Marinai identifies an internal contradiction in the decision itself. The Court cites the United Sections of Cassation of 2022, which state that the status civitatis has a “permanent and imprescriptible character, and may be claimed at any time based on the simple proof of birth as an Italian citizen.” But, according to the professor, the Court omits the immediately preceding passage of the same decisions, which clarifies that “citizenship by fact of birth is acquired by original title.”

For Marinai, the consequence is serious: “the characterization of the rule as 'non-retroactive acquisition' is not adequate to describe its real effects. The rule affects a status that, under the previous rules, had already been consolidated at the time of birth — retroactively depriving it of legal relevance.”

European law reduced to a formal guarantee.

Marinai identifies a second serious problem in the way the Constitutional Court has treated European Union law. Although the Court recognizes that the discipline of citizenship must respect Articles 9 of the TEU and 20 of the TFEU, it limits its application to cases where status has already been formally certified.

According to the professor, this choice "risks significantly reducing the scope of protection offered by Articles 9 of the TEU and 20 of the TFEU, removing from the control of European law a category of situations that, although not formally consolidated, exhibit a high degree of stability in substantive terms."

The result, according to Marinai, is “a strongly mediated conception of European citizenship: it does not operate as a substantial limit to the retroactive redefinition of the conditions of national citizenship, but only as a guarantee against the loss of a national status that has already been formally recognized.”

Proportionality without individual examination

A third weakness pointed out by Marinai concerns the absence of any mechanism for individual assessment. The rule operates automatically and in a generalized way on an indeterminate plurality of people. For the professor, "the absence of any form of individual examination is in tension with the obligation, affirmed by the Court of Justice, to proceed with a case-by-case assessment of the consequences of the measure, considering the personal and family situation of the person concerned and the impact on the rights derived from European citizenship."

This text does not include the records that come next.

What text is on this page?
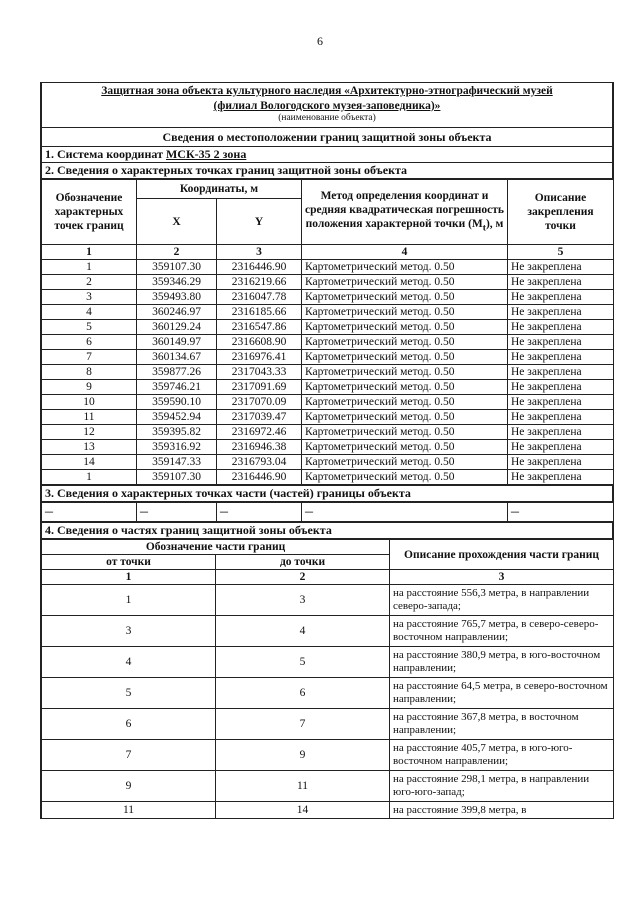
6
Защитная зона объекта культурного наследия «Архитектурно-этнографический музей
(филиал Вологодского музея-заповедника)»
(наименование объекта)

Сведения о местоположении границ защитной зоны объекта
1. Система координат МСК-35 2 зона
2. Сведения о характерных точках границ защитной зоны объекта
Обозначение характерных точек границ	Координаты, м		Метод определения координат и средняя квадратическая погрешность положения характерной точки $(M_t)$, м	Описание закрепления точки
	X	Y		
1	2	3	4	5
1	359107.30	2316446.90	Картометрический метод. 0.50	Не закреплена
2	359346.29	2316219.66	Картометрический метод. 0.50	Не закреплена
3	359493.80	2316047.78	Картометрический метод. 0.50	Не закреплена
4	360246.97	2316185.66	Картометрический метод. 0.50	Не закреплена
5	360129.24	2316547.86	Картометрический метод. 0.50	Не закреплена
6	360149.97	2316608.90	Картометрический метод. 0.50	Не закреплена
7	360134.67	2316976.41	Картометрический метод. 0.50	Не закреплена
8	359877.26	2317043.33	Картометрический метод. 0.50	Не закреплена
9	359746.21	2317091.69	Картометрический метод. 0.50	Не закреплена
10	359590.10	2317070.09	Картометрический метод. 0.50	Не закреплена
11	359452.94	2317039.47	Картометрический метод. 0.50	Не закреплена
12	359395.82	2316972.46	Картометрический метод. 0.50	Не закреплена
13	359316.92	2316946.38	Картометрический метод. 0.50	Не закреплена
14	359147.33	2316793.04	Картометрический метод. 0.50	Не закреплена
1	359107.30	2316446.90	Картометрический метод. 0.50	Не закреплена
3. Сведения о характерных точках части (частей) границы объекта
–	–	–	–	–
4. Сведения о частях границ защитной зоны объекта
Обозначение части границ		Описание прохождения части границ
от точки	до точки	
1	2	3
1	3	на расстояние 556,3 метра, в направлении северо-запада;
3	4	на расстояние 765,7 метра, в северо-северо-восточном направлении;
4	5	на расстояние 380,9 метра, в юго-восточном направлении;
5	6	на расстояние 64,5 метра, в северо-восточном направлении;
6	7	на расстояние 367,8 метра, в восточном направлении;
7	9	на расстояние 405,7 метра, в юго-юго-восточном направлении;
9	11	на расстояние 298,1 метра, в направлении юго-юго-запад;
11	14	на расстояние 399,8 метра, в
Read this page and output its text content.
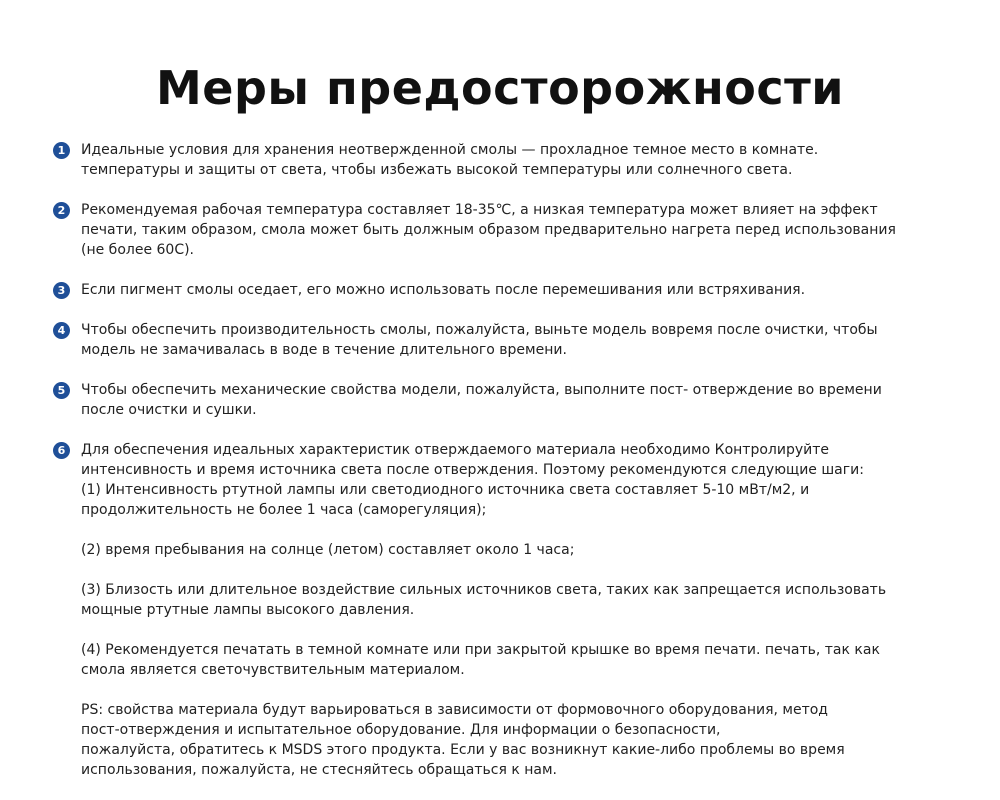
Меры предосторожности
1	Идеальные условия для хранения неотвержденной смолы — прохладное темное место в комнате.
температуры и защиты от света, чтобы избежать высокой температуры или солнечного света.
2	Рекомендуемая рабочая температура составляет 18-35℃, а низкая температура может влияет на эффект
печати, таким образом, смола может быть должным образом предварительно нагрета перед использования
(не более 60С).
3	Если пигмент смолы оседает, его можно использовать после перемешивания или встряхивания.
4	Чтобы обеспечить производительность смолы, пожалуйста, выньте модель вовремя после очистки, чтобы
модель не замачивалась в воде в течение длительного времени.
5	Чтобы обеспечить механические свойства модели, пожалуйста, выполните пост- отверждение во времени
после очистки и сушки.
6	Для обеспечения идеальных характеристик отверждаемого материала необходимо Контролируйте
интенсивность и время источника света после отверждения. Поэтому рекомендуются следующие шаги:
(1) Интенсивность ртутной лампы или светодиодного источника света составляет 5-10 мВт/м2, и
продолжительность не более 1 часа (саморегуляция);
(2) время пребывания на солнце (летом) составляет около 1 часа;
(3) Близость или длительное воздействие сильных источников света, таких как запрещается использовать
мощные ртутные лампы высокого давления.
(4) Рекомендуется печатать в темной комнате или при закрытой крышке во время печати. печать, так как
смола является светочувствительным материалом.
PS: свойства материала будут варьироваться в зависимости от формовочного оборудования, метод
пост-отверждения и испытательное оборудование. Для информации о безопасности,
пожалуйста, обратитесь к MSDS этого продукта. Если у вас возникнут какие-либо проблемы во время
использования, пожалуйста, не стесняйтесь обращаться к нам.
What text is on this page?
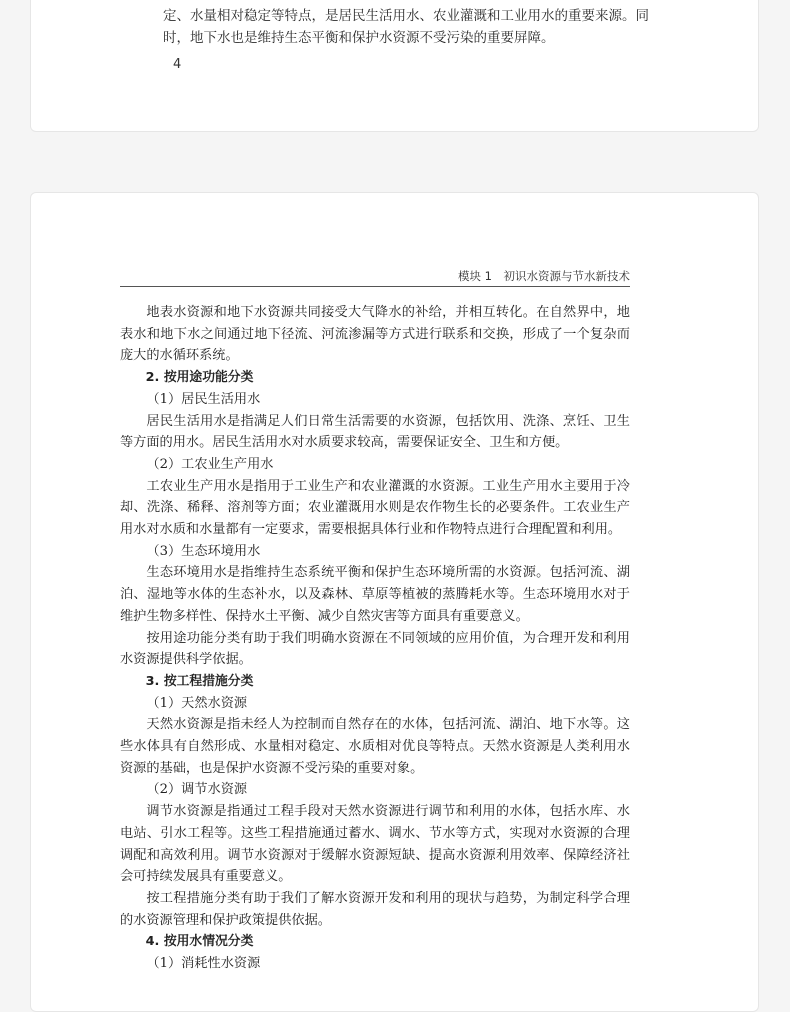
定、水量相对稳定等特点，是居民生活用水、农业灌溉和工业用水的重要来源。同

时，地下水也是维持生态平衡和保护水资源不受污染的重要屏障。

4
模块 1　初识水资源与节水新技术

地表水资源和地下水资源共同接受大气降水的补给，并相互转化。在自然界中，地表水和地下水之间通过地下径流、河流渗漏等方式进行联系和交换，形成了一个复杂而庞大的水循环系统。

2. 按用途功能分类

（1）居民生活用水

居民生活用水是指满足人们日常生活需要的水资源，包括饮用、洗涤、烹饪、卫生等方面的用水。居民生活用水对水质要求较高，需要保证安全、卫生和方便。

（2）工农业生产用水

工农业生产用水是指用于工业生产和农业灌溉的水资源。工业生产用水主要用于冷却、洗涤、稀释、溶剂等方面；农业灌溉用水则是农作物生长的必要条件。工农业生产用水对水质和水量都有一定要求，需要根据具体行业和作物特点进行合理配置和利用。

（3）生态环境用水

生态环境用水是指维持生态系统平衡和保护生态环境所需的水资源。包括河流、湖泊、湿地等水体的生态补水，以及森林、草原等植被的蒸腾耗水等。生态环境用水对于维护生物多样性、保持水土平衡、减少自然灾害等方面具有重要意义。

按用途功能分类有助于我们明确水资源在不同领域的应用价值，为合理开发和利用水资源提供科学依据。

3. 按工程措施分类

（1）天然水资源

天然水资源是指未经人为控制而自然存在的水体，包括河流、湖泊、地下水等。这些水体具有自然形成、水量相对稳定、水质相对优良等特点。天然水资源是人类利用水资源的基础，也是保护水资源不受污染的重要对象。

（2）调节水资源

调节水资源是指通过工程手段对天然水资源进行调节和利用的水体，包括水库、水电站、引水工程等。这些工程措施通过蓄水、调水、节水等方式，实现对水资源的合理调配和高效利用。调节水资源对于缓解水资源短缺、提高水资源利用效率、保障经济社会可持续发展具有重要意义。

按工程措施分类有助于我们了解水资源开发和利用的现状与趋势，为制定科学合理的水资源管理和保护政策提供依据。

4. 按用水情况分类

（1）消耗性水资源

The so-called "compensatory measures" of the Tajani Decree are also criticized. According to Marinai, "these measures do not compensate for the incision on status, but rather presuppose it, offering an alternative channel of access to status that is not legally equivalent to the original entitlement."

The choice not to consult the Court of Justice

Marinai also criticizes the Constitutional Court's decision not to refer a preliminary ruling to the Court of Justice of the European Union. According to the professor, the option taken "closes the confrontation on the assumption that the distinction between certified and non-certified status is sufficient to exclude the application of European law, without consulting the Court of Justice on the soundness of this distinction in light of the function of European citizenship as a fundamental status."

Final considerations

At the close of contributionMarinai lists the weaknesses that the ruling leaves unanswered: “the extensive use of the principle of effectiveness; the underestimation of the declaratory nature of the recognition of status; the generalized presumption of the absence of an effective link; the qualification of alternative measures as compensatory, without guaranteeing the true continuity of status; the weakness of the arguments on the predictability of retroactivity; and the choice not to trigger a preliminary ruling in the face of issues not fully resolved by European case law.”

The debate, therefore, is far from over. The courts of Mantua and Campobasso have public hearing scheduled for June 9, 2026 Regarding the same legislation. And the Sezioni Unite of the Court of Cassation are still waiting to deliver their decision — expected by mid-June.

Source: Simone Mariners, “Cittadinanza iure sanguinis e diritto dell'Unione: la Corte costituzionale e la riforma della cittadinanza italiana”, Eurojus, Issue n. 2 – 2026, rivista.eurojus.it. Associate Professor of European Union Law, University of Pisa.